2度目の人生で世界を救おうとする話。前編
次は神様だ。
『神様。さっきのわざとだよね?』
武の問題が一応片付いたので今度は心の中で神様に呼びかける。
『わざと?さて、何のことでしょうか?』
『…とぼけないでよ。あの冗談懺悔が自分にされたものじゃないことくらいわかってたでしょう?』
『そうですね』
『…何が目的なの』
穏やかな神様の声は最初こそ私の言葉をおかしそうに否定していたが、すぐに否定することをやめ、肯定する。なので私は神様のその意図を聞いた。

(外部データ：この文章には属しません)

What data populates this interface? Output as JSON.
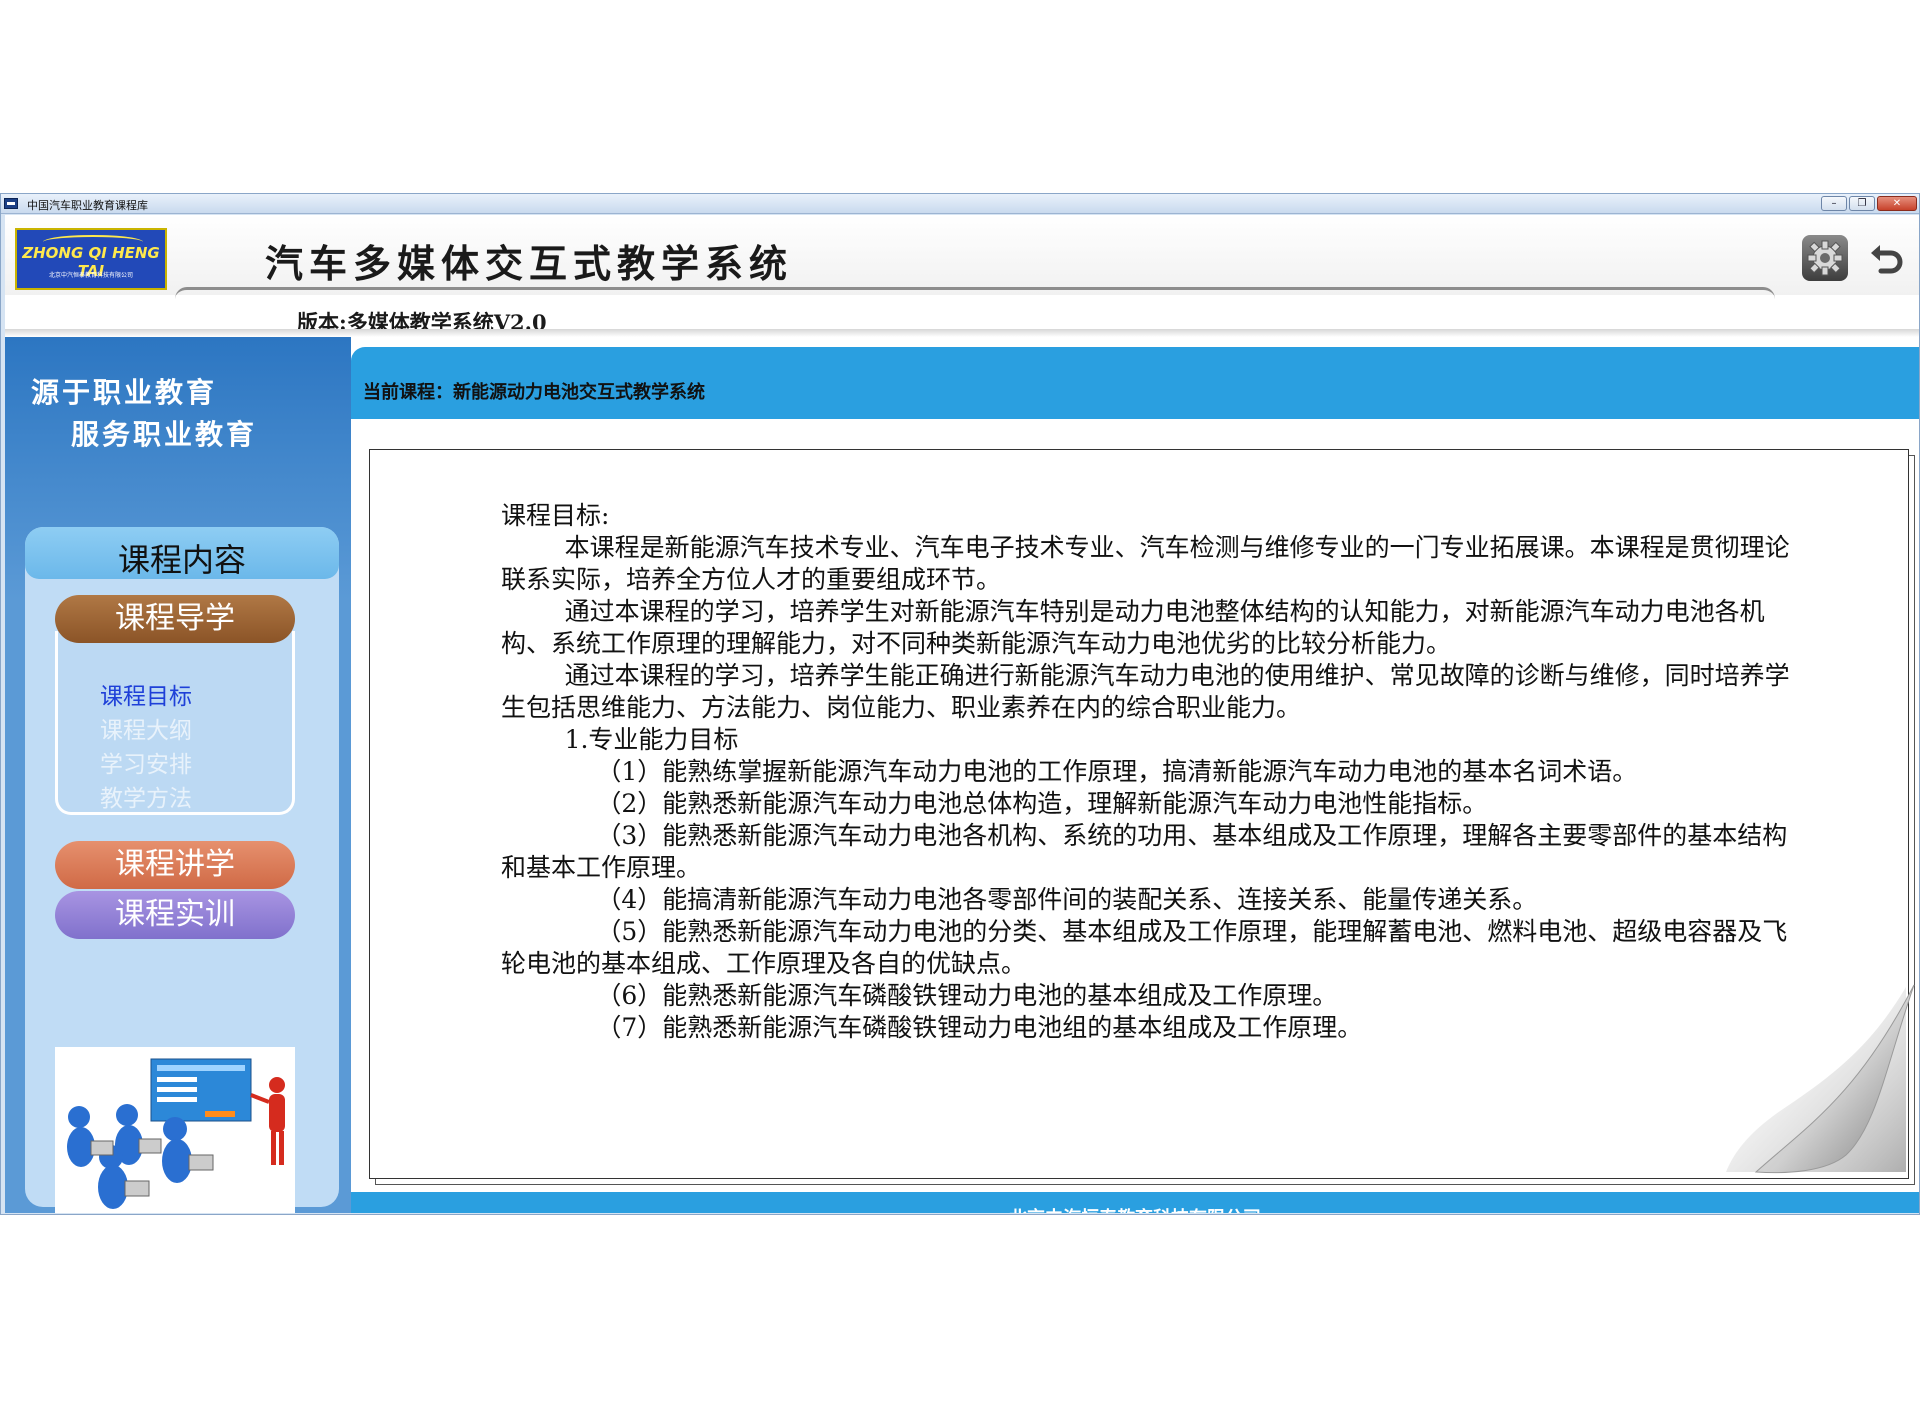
{
  "window": {
    "title": "中国汽车职业教育课程库",
    "min_label": "–",
    "max_label": "❐",
    "close_label": "✕"
  },
  "header": {
    "logo_text": "ZHONG QI HENG TAI",
    "logo_subtext": "北京中汽恒泰教育科技有限公司",
    "app_title": "汽车多媒体交互式教学系统",
    "version": "版本:多媒体教学系统V2.0"
  },
  "sidebar": {
    "slogan_line1": "源于职业教育",
    "slogan_line2": "服务职业教育",
    "panel_title": "课程内容",
    "guide_label": "课程导学",
    "sub_items": [
      "课程目标",
      "课程大纲",
      "学习安排",
      "教学方法"
    ],
    "lecture_label": "课程讲学",
    "training_label": "课程实训"
  },
  "main": {
    "current_course": "当前课程：新能源动力电池交互式教学系统",
    "paragraphs": [
      "课程目标:",
      "        本课程是新能源汽车技术专业、汽车电子技术专业、汽车检测与维修专业的一门专业拓展课。本课程是贯彻理论联系实际，培养全方位人才的重要组成环节。",
      "        通过本课程的学习，培养学生对新能源汽车特别是动力电池整体结构的认知能力，对新能源汽车动力电池各机构、系统工作原理的理解能力，对不同种类新能源汽车动力电池优劣的比较分析能力。",
      "        通过本课程的学习，培养学生能正确进行新能源汽车动力电池的使用维护、常见故障的诊断与维修，同时培养学生包括思维能力、方法能力、岗位能力、职业素养在内的综合职业能力。",
      "        1.专业能力目标",
      "            （1）能熟练掌握新能源汽车动力电池的工作原理，搞清新能源汽车动力电池的基本名词术语。",
      "            （2）能熟悉新能源汽车动力电池总体构造，理解新能源汽车动力电池性能指标。",
      "            （3）能熟悉新能源汽车动力电池各机构、系统的功用、基本组成及工作原理，理解各主要零部件的基本结构和基本工作原理。",
      "            （4）能搞清新能源汽车动力电池各零部件间的装配关系、连接关系、能量传递关系。",
      "            （5）能熟悉新能源汽车动力电池的分类、基本组成及工作原理，能理解蓄电池、燃料电池、超级电容器及飞轮电池的基本组成、工作原理及各自的优缺点。",
      "            （6）能熟悉新能源汽车磷酸铁锂动力电池的基本组成及工作原理。",
      "            （7）能熟悉新能源汽车磷酸铁锂动力电池组的基本组成及工作原理。"
    ]
  },
  "footer": {
    "company": "北京中汽恒泰教育科技有限公司"
  },
  "colors": {
    "accent_blue": "#2a9fe0",
    "sidebar_blue": "#5b9ad6",
    "guide_brown": "#9b6132",
    "lecture_orange": "#d9774f",
    "training_purple": "#8c7cd4",
    "active_link": "#1e40d8"
  },
  "icons": {
    "settings": "gear-icon",
    "back": "back-arrow-icon"
  }
}
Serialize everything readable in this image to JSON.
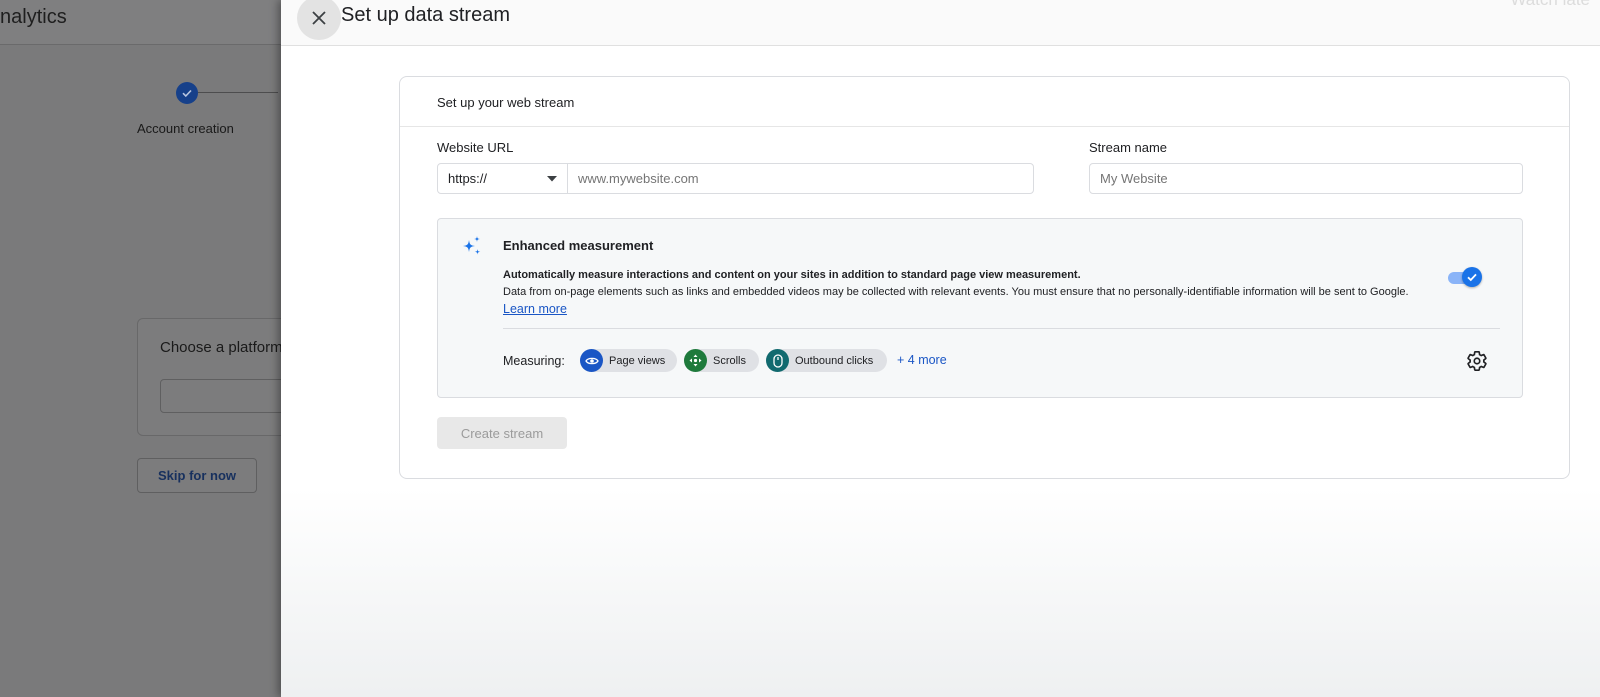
{
  "background": {
    "app_title": "nalytics",
    "step_label": "Account creation",
    "platform_card_title": "Choose a platform",
    "skip_button": "Skip for now"
  },
  "drawer": {
    "title": "Set up data stream",
    "overlay_text": "Watch late"
  },
  "card": {
    "header": "Set up your web stream",
    "website_url_label": "Website URL",
    "protocol_value": "https://",
    "url_placeholder": "www.mywebsite.com",
    "stream_name_label": "Stream name",
    "stream_name_placeholder": "My Website",
    "create_button": "Create stream"
  },
  "enhanced_measurement": {
    "title": "Enhanced measurement",
    "description_bold": "Automatically measure interactions and content on your sites in addition to standard page view measurement.",
    "description": "Data from on-page elements such as links and embedded videos may be collected with relevant events. You must ensure that no personally-identifiable information will be sent to Google.",
    "learn_more": "Learn more",
    "enabled": true,
    "measuring_label": "Measuring:",
    "chips": [
      {
        "label": "Page views",
        "icon": "eye-icon",
        "color": "#1a56c5"
      },
      {
        "label": "Scrolls",
        "icon": "scroll-arrows-icon",
        "color": "#1e7a3c"
      },
      {
        "label": "Outbound clicks",
        "icon": "mouse-icon",
        "color": "#116a6f"
      }
    ],
    "more_link": "+ 4 more"
  },
  "colors": {
    "accent": "#1a73e8",
    "link": "#1a56c5",
    "step_done": "#16408a"
  }
}
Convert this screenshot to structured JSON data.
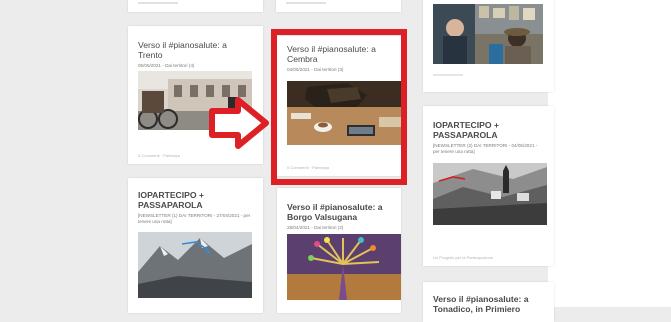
{
  "cards": {
    "trento": {
      "title": "Verso il #pianosalute: a Trento",
      "meta": "05/05/2021 - Dai territori (4)",
      "footer": "0 Commenti · Partecipa"
    },
    "cembra": {
      "title": "Verso il #pianosalute: a Cembra",
      "meta": "04/05/2021 - Dai territori (3)",
      "footer": "0 Commenti · Partecipa"
    },
    "borgo": {
      "title": "Verso il #pianosalute: a Borgo Valsugana",
      "meta": "28/04/2021 - Dai territori (2)"
    },
    "iopartecipo_left": {
      "title": "IOPARTECIPO + PASSAPAROLA",
      "meta": "[NEWSLETTER (1) DAI TERRITORI - 27/04/2021 - per tenere una rotta]"
    },
    "iopartecipo_right": {
      "title": "IOPARTECIPO + PASSAPAROLA",
      "meta": "[NEWSLETTER (2) DAI TERRITORI - 04/05/2021 - per tenere una rotta]",
      "footer": "Un Progetto per la Partecipazione"
    },
    "tonadico": {
      "title": "Verso il #pianosalute: a Tonadico, in Primiero"
    }
  },
  "colors": {
    "highlight": "#dd1f26",
    "arrow": "#dd1f26",
    "background": "#ececec",
    "card": "#ffffff"
  }
}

『1ヶ月くらい前でしたね。アナタが私の言葉を聞かず、やっぱり誰も信じられなくて、1人取り乱して大怪我をしたのは』
『…』
神様が話し始めたのは間違いなく、琥珀との初任務の話だ。私は黙ってその話を聞く。
『私は何度も言いますがアナタにはもっと周りの人を信じてほしいのです。世界はアナタにもっと優しい、と。武にもきっとアナタがやろうとしていることを話せばアナタを多少は助けてくれるはずです』
『はっ、神様、それは違うよ』
神様の綺麗事に私は思わず鼻で笑う。
『神様の方が私より絶対わかっているとは思うけど、それでも世界の優しさなんてものは私にはわからない。実際1度目にこの世界の残酷さを見てきたしね。今は優しくても近い将来この世界は私にとって残酷になる。期待すればするほど裏切られた時キツいものだよ?だから私は期待しない。私が見てきたものを信じるだけ…』
『紅…』
『それに、守護者に絶対なるマン、努力の塊な武だよ?妖に寛容な訳がないじゃん。100%私に協力どころか邪魔してくるに決まってる』
神様が黙って聞くことに徹してくれたことをいいことに、言いたいことだけ神様に言うと私は今度こそ窓に手をかけた。